When I read Gross and others, what I think is lurking underneath is a belief that capitalists are entitled to good returns on their capital, even if it’s just parked in safe assets. It’s about defending the privileges of the rentiers, who are assumed to be central to everything; the specific stories are just attempts to rationalize the unchanging goal.

Interest, classically (and I do mean classically, as in Mr. Keynes and the), is the reward for waiting: there’s supposedly a social function to interest because it rewards people for saving rather than spending. But right now we’re awash in excess savings with nowhere to go, and the marginal social value of a dollar of savings is negative. So real interest rates should be negative too, if they’re supposed to reflect social payoffs.

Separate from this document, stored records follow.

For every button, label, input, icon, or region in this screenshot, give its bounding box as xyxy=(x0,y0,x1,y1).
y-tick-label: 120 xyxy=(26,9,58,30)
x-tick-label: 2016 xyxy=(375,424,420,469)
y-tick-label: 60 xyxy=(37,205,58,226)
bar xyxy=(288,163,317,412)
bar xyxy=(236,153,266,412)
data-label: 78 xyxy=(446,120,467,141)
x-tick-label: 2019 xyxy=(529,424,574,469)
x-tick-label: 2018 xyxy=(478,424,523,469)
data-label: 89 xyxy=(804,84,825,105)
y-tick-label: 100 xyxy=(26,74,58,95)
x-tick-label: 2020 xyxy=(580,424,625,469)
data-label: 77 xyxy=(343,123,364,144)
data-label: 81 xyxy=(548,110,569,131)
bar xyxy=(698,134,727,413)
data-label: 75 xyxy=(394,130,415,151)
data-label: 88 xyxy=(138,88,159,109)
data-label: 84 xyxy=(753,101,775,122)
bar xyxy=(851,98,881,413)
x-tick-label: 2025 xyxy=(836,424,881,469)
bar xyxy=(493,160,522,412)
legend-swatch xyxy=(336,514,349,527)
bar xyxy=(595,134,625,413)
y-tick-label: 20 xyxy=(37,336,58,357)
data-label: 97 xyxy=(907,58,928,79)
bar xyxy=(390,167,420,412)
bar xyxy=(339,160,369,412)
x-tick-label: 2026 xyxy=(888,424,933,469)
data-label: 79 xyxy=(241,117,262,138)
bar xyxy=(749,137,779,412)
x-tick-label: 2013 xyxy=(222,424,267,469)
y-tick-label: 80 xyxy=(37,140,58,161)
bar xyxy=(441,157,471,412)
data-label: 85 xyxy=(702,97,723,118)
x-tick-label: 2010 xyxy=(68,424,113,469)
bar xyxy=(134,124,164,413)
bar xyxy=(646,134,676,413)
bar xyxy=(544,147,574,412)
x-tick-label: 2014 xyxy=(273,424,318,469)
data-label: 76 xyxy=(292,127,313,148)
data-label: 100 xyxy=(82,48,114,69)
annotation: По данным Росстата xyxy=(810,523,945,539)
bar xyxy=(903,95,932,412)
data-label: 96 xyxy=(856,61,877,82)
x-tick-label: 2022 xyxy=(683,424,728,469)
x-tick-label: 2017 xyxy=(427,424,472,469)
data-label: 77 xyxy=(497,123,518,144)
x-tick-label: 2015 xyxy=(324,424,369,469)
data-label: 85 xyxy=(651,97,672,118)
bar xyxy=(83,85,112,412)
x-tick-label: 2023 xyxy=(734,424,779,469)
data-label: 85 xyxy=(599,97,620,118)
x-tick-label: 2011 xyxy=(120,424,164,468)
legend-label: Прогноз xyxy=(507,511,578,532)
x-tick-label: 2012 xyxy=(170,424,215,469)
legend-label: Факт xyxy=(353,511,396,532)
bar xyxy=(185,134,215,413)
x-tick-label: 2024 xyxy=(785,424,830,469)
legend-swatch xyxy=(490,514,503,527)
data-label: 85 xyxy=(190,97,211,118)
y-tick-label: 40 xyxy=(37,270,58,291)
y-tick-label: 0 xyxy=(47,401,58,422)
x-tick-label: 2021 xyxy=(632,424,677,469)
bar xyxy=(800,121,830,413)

This really isn’t at all exotic — but obviously it’s a point wealth-owners don’t want to hear. Hence the constant agitation for monetary tightening.

Maybe. But that’s not how I read Gross. His complaint doesn’t seem to be that risk-free returns are low. His complaint is that returns on risky investments are also pretty low. And if those returns are low, investment stalls and the economy suffers.

I don’t understand this. It’s backward. Real investment yields aren’t low because the Fed is keeping treasury rates low. They’re low because the economy sucks and nobody has much confidence in the future. This lack of confidence keeps cash on the sidelines, and this in turn means there’s a huge supply of investment capital competing for a small number of good investment opportunities. When this happens, any project that’s even halfway promising can demand very low rates because investors are all clamoring to be let in. They bid each other down, which produces low yields even on risky investments.

I suppose Gross has some baroque explanation for why this is the fault of low Fed rates, but if he does, it’s nowhere to be found in his investment letter. The boring truth is that if we want higher investment yields, what we need is a stronger economy, one where the middle class is likely to thrive and consumption will increase robustly. In that economy, there are lots of great investment opportunities and yields will increase.

In the meantime, it’s hard to see how raising treasury rates would help things. As best I can make out, Gross is supposing that if Fed rates went up to, say, 3 percent, then corporations would have to offer 5 percent on their bonds. If they did that, then investors would pile in and the economy would start to roar. But that makes no sense. If the hurdle rate for new investments goes up, corporations will simply cut back on their bond issues. It doesn’t matter if investors would love to give you money at 5 percent; what matters is whether your project makes long-term sense even if you have to pay 5 percent for financing. If it doesn’t, the project doesn’t get approved; there are fewer corporate bond issues; and interest rates get competed down once again.

At least, that’s what Economics 101 says. Maybe I’m missing something here. But my take is that the risk premium depends primarily on whether there are lots of good investment opportunities in the real world. There haven’t been for a long time, which is why our economy has been powered by housing bubbles and financial rocket science for the past decade, rather than real-world investment. This investment drought is the problem we need to solve. Fussing over Fed rates is irrelevant.